Funding gap of $882 million led to demise of FBI headquarters P3 swap

DALLAS – The lack of full funding for a proposed $2 billion replacement of the FBI’s aging headquarters building in downtown Washington led to the cancellation of the project, agency officials told a Senate panel on Wednesday.

FBI_HQ.jpg
The headquarters building of the Federal Bureau of Investigation, the J. Edgar Hoover building along Pennsylvania Avenue in Washington, Sunday, Sept. 5, 2010. (AP Photo/Jon Elswick)
Jon Elswick/ASSOCIATED PRESS

The General Service Administration and the FBI decided in July to pull the plug on the proposal to swap the J. Edgar Hoover Building with private investors who in turn would build a new facility outside the city.

Michael Gelber, acting commissioner for public buildings at GSA, told lawmakers on the Senate Environment and Public Works Committee that a $882 million gap between what the project was expected to cost and what Congress appropriated for it was the primary reason behind the decision.

A total of $1.4 billion of construction funding for the project was sought in President Obama’s fiscal 2017 budget request, with a request for $759 billion from the GSA and $646 million from the FBI, Gelber said.

However, the omnibus budget measure for fiscal 2017 adopted by Congress in May allocated only $200 million to GSA for the project and $323 million for the FBI, he said.
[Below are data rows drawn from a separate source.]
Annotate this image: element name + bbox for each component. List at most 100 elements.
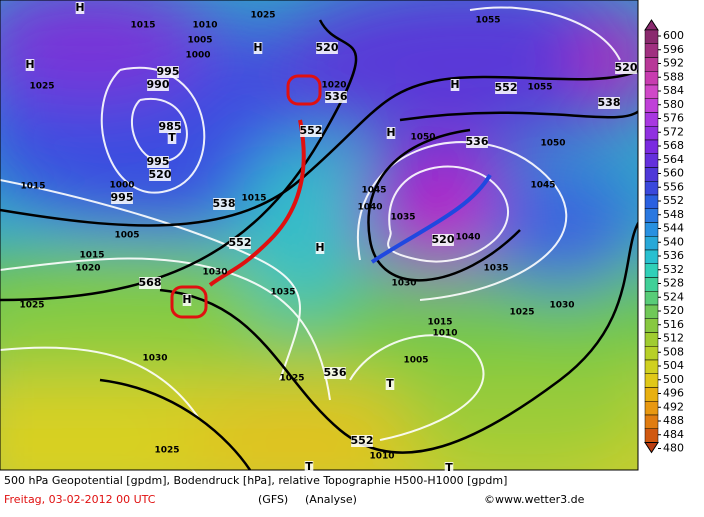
contour-label: 520 (316, 41, 339, 54)
footer-date: Freitag, 03-02-2012 00 UTC (4, 493, 156, 506)
colorbar-band (644, 98, 659, 113)
contour-label: 552 (229, 236, 252, 249)
colorbar-band (644, 359, 659, 374)
pressure-center: H (450, 78, 459, 91)
colorbar-label: 580 (663, 98, 684, 111)
colorbar-cap (644, 19, 659, 31)
label-bg (300, 125, 322, 137)
pressure-center: H (182, 293, 191, 306)
colorbar-label: 536 (663, 249, 684, 262)
label-bg (385, 378, 395, 390)
colorbar-label: 600 (663, 29, 684, 42)
footer-credit: ©www.wetter3.de (484, 493, 585, 506)
contour-label: 1015 (427, 318, 452, 328)
colorbar-band (644, 249, 659, 264)
colorbar-label: 516 (663, 318, 684, 331)
colorbar-band (644, 428, 659, 443)
contour-label: 568 (139, 276, 162, 289)
colorbar-band (644, 277, 659, 292)
label-bg (315, 242, 325, 254)
label-bg (432, 234, 454, 246)
colorbar-band (644, 318, 659, 333)
colorbar-label: 596 (663, 43, 684, 56)
label-bg (147, 79, 169, 91)
colorbar-band (644, 71, 659, 86)
colorbar-label: 588 (663, 70, 684, 83)
colorbar-band (644, 346, 659, 361)
colorbar-label: 576 (663, 112, 684, 125)
colorbar-band (644, 332, 659, 347)
colorbar-label: 524 (663, 290, 684, 303)
contour-label: 1025 (154, 446, 179, 456)
contour-label: 1030 (391, 279, 416, 289)
pressure-center: H (25, 58, 34, 71)
pressure-center: H (253, 41, 262, 54)
colorbar-cap (644, 442, 659, 454)
contour-label: 1050 (540, 139, 565, 149)
colorbar-label: 544 (663, 222, 684, 235)
label-bg (253, 42, 263, 54)
label-bg (325, 91, 347, 103)
colorbar-label: 488 (663, 414, 684, 427)
contour-label: 520 (432, 233, 455, 246)
label-bg (495, 82, 517, 94)
contour-label: 1025 (250, 11, 275, 21)
label-bg (167, 132, 177, 144)
label-bg (386, 127, 396, 139)
colorbar-band (644, 57, 659, 72)
contour-label: 1020 (321, 81, 346, 91)
contour-label: 520 (615, 61, 638, 74)
colorbar-band (644, 29, 659, 44)
contour-label: 1010 (192, 21, 217, 31)
label-bg (157, 66, 179, 78)
colorbar-band (644, 373, 659, 388)
contour-label: 1025 (279, 374, 304, 384)
contour-label: 1005 (403, 356, 428, 366)
colorbar-label: 484 (663, 428, 684, 441)
contour-label: 1020 (75, 264, 100, 274)
contour-label: 1005 (114, 231, 139, 241)
colorbar-band (644, 387, 659, 402)
contour-label: 1055 (475, 16, 500, 26)
colorbar-label: 496 (663, 387, 684, 400)
label-bg (229, 237, 251, 249)
contour-label: 538 (598, 96, 621, 109)
pressure-center: H (386, 126, 395, 139)
contour-label: 552 (351, 434, 374, 447)
colorbar-band (644, 167, 659, 182)
colorbar-band (644, 291, 659, 306)
contour-label: 538 (213, 197, 236, 210)
contour-label: 520 (149, 168, 172, 181)
contour-label: 536 (325, 90, 348, 103)
label-bg (466, 136, 488, 148)
contour-label: 1000 (109, 181, 134, 191)
contour-label: 552 (495, 81, 518, 94)
colorbar-band (644, 153, 659, 168)
contour-label: 995 (157, 65, 180, 78)
colorbar-label: 540 (663, 235, 684, 248)
colorbar-band (644, 194, 659, 209)
colorbar-label: 500 (663, 373, 684, 386)
label-bg (149, 169, 171, 181)
colorbar-label: 556 (663, 180, 684, 193)
label-bg (444, 462, 454, 474)
colorbar-label: 480 (663, 442, 684, 455)
contour-label: 1055 (527, 83, 552, 93)
contour-label: 1040 (357, 203, 382, 213)
colorbar-band (644, 181, 659, 196)
pressure-center: T (386, 377, 394, 390)
label-bg (75, 2, 85, 14)
label-bg (450, 79, 460, 91)
footer-title: 500 hPa Geopotential [gpdm], Bodendruck … (4, 474, 507, 487)
contour-label: 536 (466, 135, 489, 148)
colorbar-label: 564 (663, 153, 684, 166)
contour-label: 1035 (390, 213, 415, 223)
colorbar-band (644, 43, 659, 58)
colorbar-label: 520 (663, 304, 684, 317)
label-bg (25, 59, 35, 71)
label-bg (316, 42, 338, 54)
pressure-center: T (305, 460, 313, 473)
contour-label: 1025 (19, 301, 44, 311)
colorbar-label: 532 (663, 263, 684, 276)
Congress appropriated $390 million for the FBI move in the fiscal 2016 omnibus budget.

“As a result, GSA decided in consultation with the FBI, to cancel the procurement,” Gelber said. “It is fair to say that the cancellation of the procurement was not the desired outcome.”

Building projects must be fully funded by Congress before the GSA can sign a construction project under rules of the Office of Management and Budget, which can be a problem with a project the size of the FBI proposal, he said.

“Up-front funding can be viewed as an impediment to making key investments, but under the current scoring regime it is also the way which we transparently record federal spending,” Gelber said.

That policy does not work well for projects as large as the FBI building, said Sen. Benjamin Cardin, D-Md.

“That’s more than $1 billion that Congress has to appropriate for one project in a single year,” he said. “That’s just not possible.”

The GSA has spent $20 million on the project that cannot be recovered unless the project is revived, Gelber said.

The latest estimate is that building a new facility that could accommodate all the FBI employees in the Washington area would cost the government $1.6 billion in addition to what it would realize from the sale of the current headquarters to developers, Gelber said.

Gelber said he was reluctant to provide details during the open session on how much the GSA could be expected to receive for the property. “That valuation should be determined by the market,” he said.

The wiring in the Hoover Building and its thick concrete wall cannot accommodate the computers and other equipment used to fight crime and terrorism, said FBI chief financial officer Richard L. Haley.

“Simply put, the J. Edgar Hoover Building is obsolete, inefficient, and faces a number of security vulnerabilities,” he said. “The building itself is literally falling apart as evidenced by crumbling facades and deteriorating infrastructure.”

A new proposal for a new facility replacing the Hoover building will be presented to Congress within 120 days, said Gelber and Haley in response to a request by committee chairman Sen. John Barrasso, R-Wyo.

“It is clear from today’s testimony that the FBI needs a new headquarters and that fixing up the Hoover building with its $100 million backlog of maintenance needs makes little sense,” Barrasso said. “The elaborate plan to swap the Hoover building for a new headquarters facility was, in hindsight, not the best option.”

The committee intends to hold another hearing on the FBI proposal before the end of the year, Barrasso said.